Both soils are classified to stand as loamy sand to sandy loam, and the natural soil turns out to be acid, while the urban soil is discovered to be neutral. The fact that the natural soils prove to be acid is mainly due to their derivation from sands rich in quartz and iron oxides. Besides, the precipitation rate and altitude are high and the leaching is intense. The Kuito’s natural soil proves to display lower EC values which might well be due to lower pH values, which promotes more intense salt leaching.
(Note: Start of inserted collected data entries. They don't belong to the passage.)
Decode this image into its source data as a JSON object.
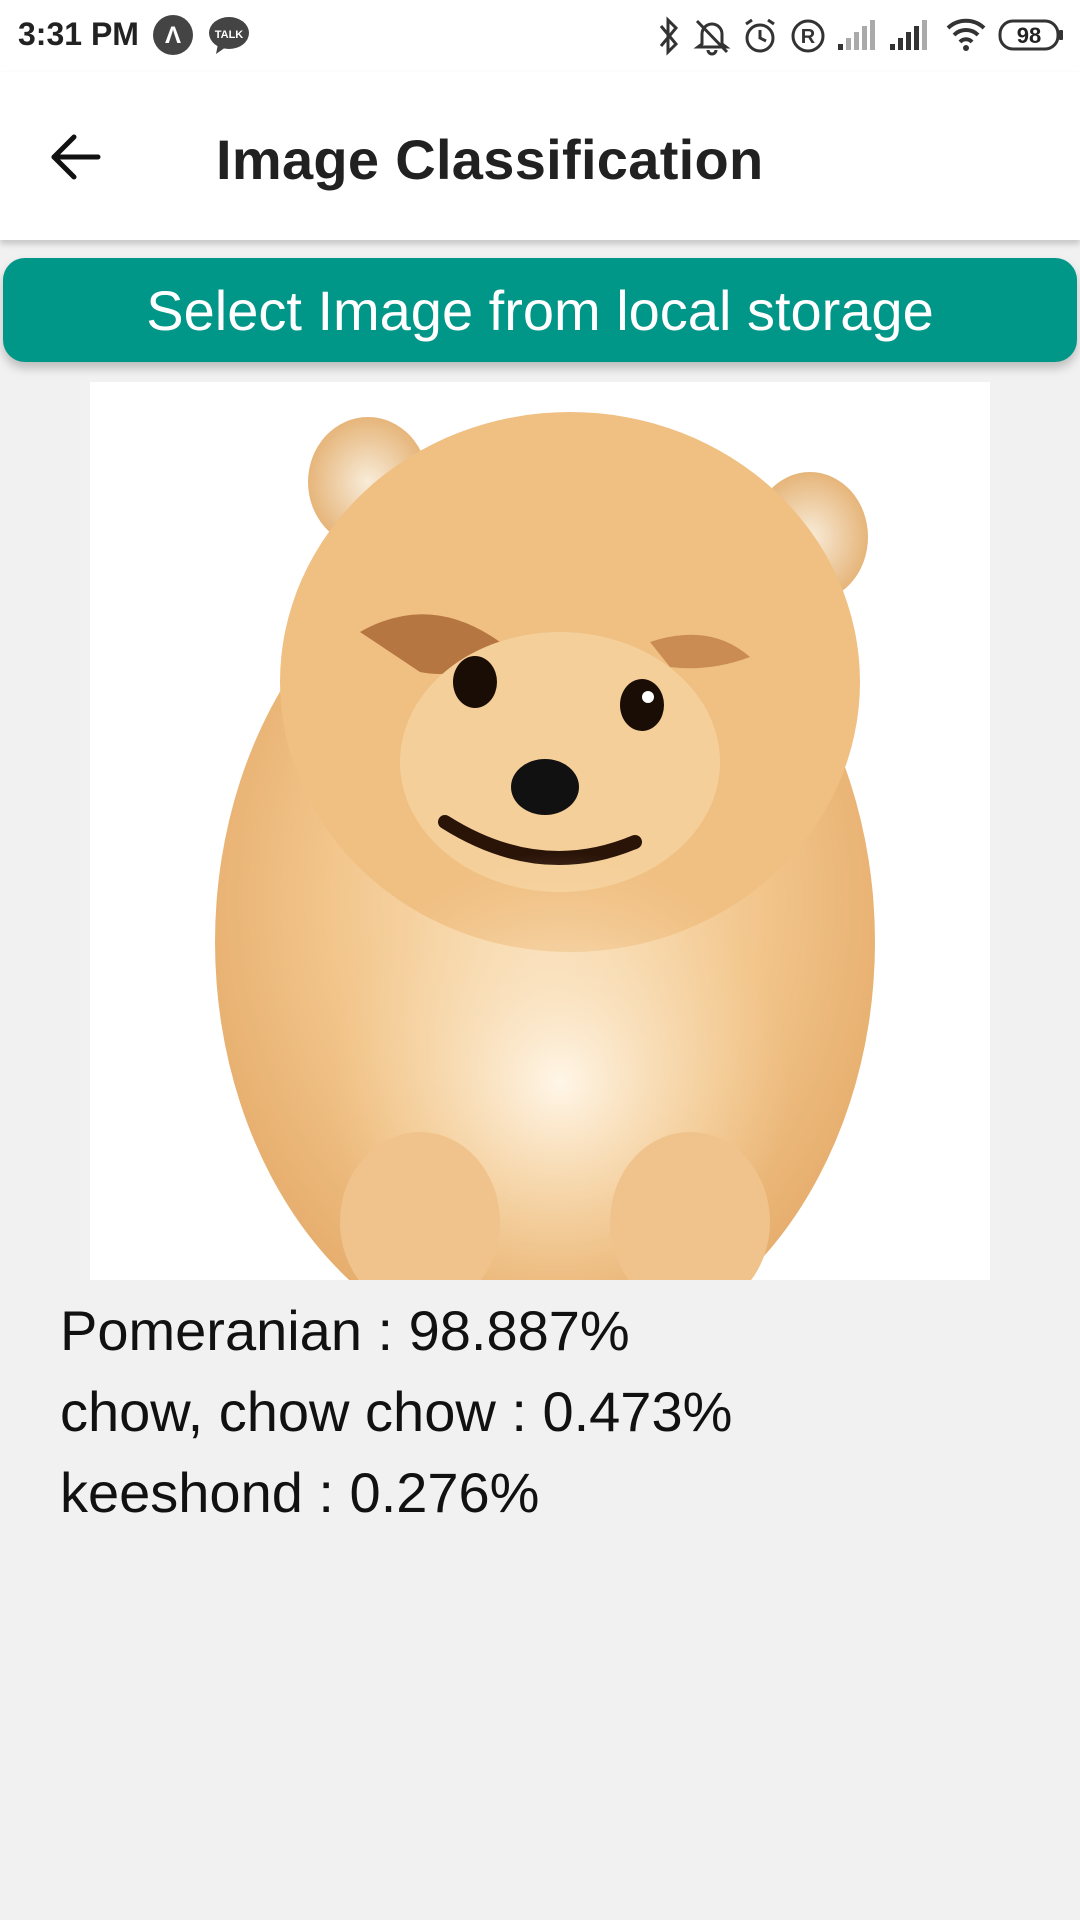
{
  "status_bar": {
    "time": "3:31 PM",
    "app_icon_letter": "Λ",
    "talk_badge": "TALK",
    "battery": "98",
    "icons": [
      "bluetooth-icon",
      "muted-bell-icon",
      "alarm-icon",
      "registered-icon",
      "signal-icon",
      "signal-icon",
      "wifi-icon",
      "battery-icon"
    ]
  },
  "app_bar": {
    "back_icon": "arrow-left-icon",
    "title": "Image Classification"
  },
  "actions": {
    "select_label": "Select Image from local storage",
    "accent_color": "#009688"
  },
  "preview": {
    "subject": "dog-photo"
  },
  "results": [
    "Pomeranian : 98.887%",
    "chow, chow chow : 0.473%",
    "keeshond : 0.276%"
  ]
}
Increases in Na and P contents have their explanation in the introduction of organic wastes and detergents, while the other elements (Cu, Zn, Sn, Sb, Cd and Pb) recorded increases can be justified by the expansion of industrial activity (locksmiths, car workshops etc.), and also by the increase in traffic.

The higher values of electrical conductivity noticeable in the samples collected in the urban zone can have its justification in the contribution of salts derived from domestic effluents and small industries, both liquid and solid, which are freely discharged in the soils. The water discharged freely by washing clothes, dishes and motor vehicles add a lot of salts to the soil. The city has a small industrial structure, but in expansion due to the continuous growth in urban population, including the transformation of food, sawmills, car workshops industries, etc., that do not have effluent collection systems. Considering the Canadian Legislation [7] for soil standards, some urban soil samples turn out to be highly polluted in Cr, Zn, Sn, Sb and Pb.

5 Conclusions

The Kuito lying urban soils are discovered to display higher pH and EC values than the natural soils. Urbanization has remarkably led to their enrichment in Na, P, Cu, Zn, Sn, Sb, Cd and Pb contents. The urban soil is polluted in Cr, Zn, Sn, Sb and Pb. These elements are predominantly added to the soils by the effect of anthropic activities, such as the uncontrolled deposition of domestic and industrial effluents and car traffic.